I'm trying really hard to get her used to people. I keep her in the main room when we have lots of people around, and in my bedroom when we go to bed. Today I tried keeping my hand in the cage with food on it. She was scared at first, but after a few minutes, she walked up pretty close on a perch, just looking at the food (she REALLY wanted it, lol). 

But I also have a 'helpful' 4 year old. XD I'm not sure if he's making it harder to tame her, or if it'll help by getting her more used to kids.

I think she's doing pretty good so far, though! I'm hoping to get a clicker soon. Should I wait until she's ok with hands before clicker training, or is the clicker good taming as well?


----------



## FaeryBee (May 9, 2011)

*I'd get her used to your hand first and then progress to the clicker training.

http://talkbudgies.com/training-bonding/237105-using-positive-reinforcement-training.html

http://talkbudgies.com/training-bonding/265337-basics-clicker-training.html*


----------



## budgieeds (Feb 21, 2016)

Have hope and keep trying she'll eventually come on your finger.

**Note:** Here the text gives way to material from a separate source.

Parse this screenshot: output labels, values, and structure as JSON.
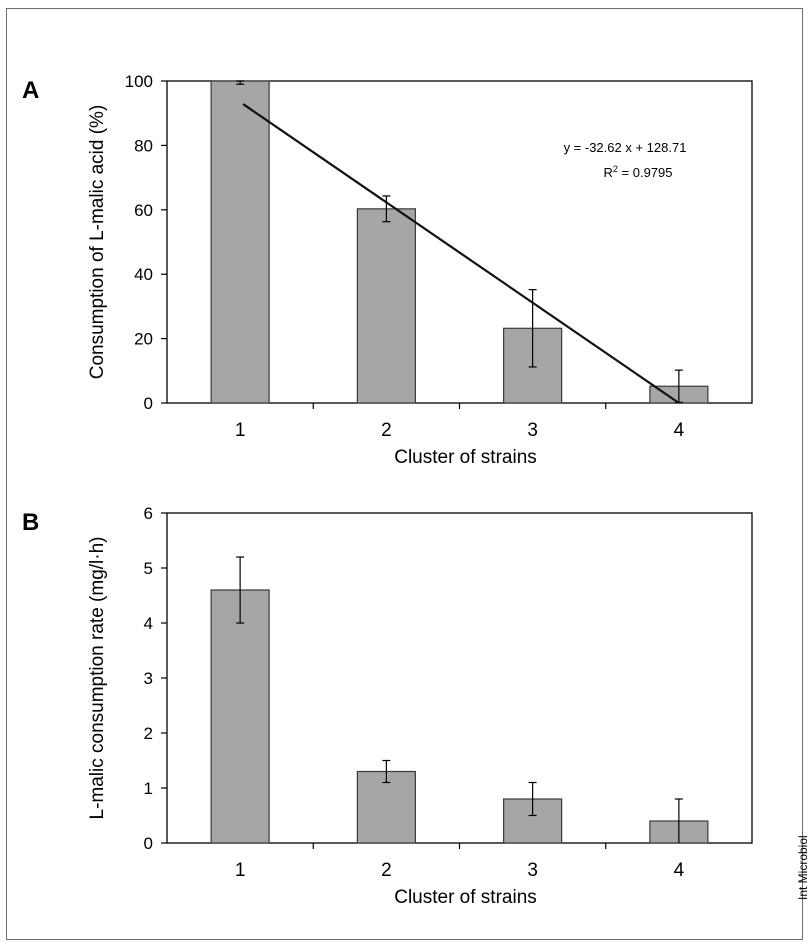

Try not feeding her for a few hours then put food on your hand. Or try feeding her in the mornings when shes hungry. This should work, mines loved millet spray that's why i eventually managed to train them. Good luck!

Also its best if you keep your 4 yr old away from budgie during training sessions, mines hate little children being close to them. Give it time and she'll get used to both of you.


----------



## Pippitha (Jun 21, 2015)

Progress! She let me have my hand next to her on the perch she was on. I even got to poke her before she had enough of me XD


----------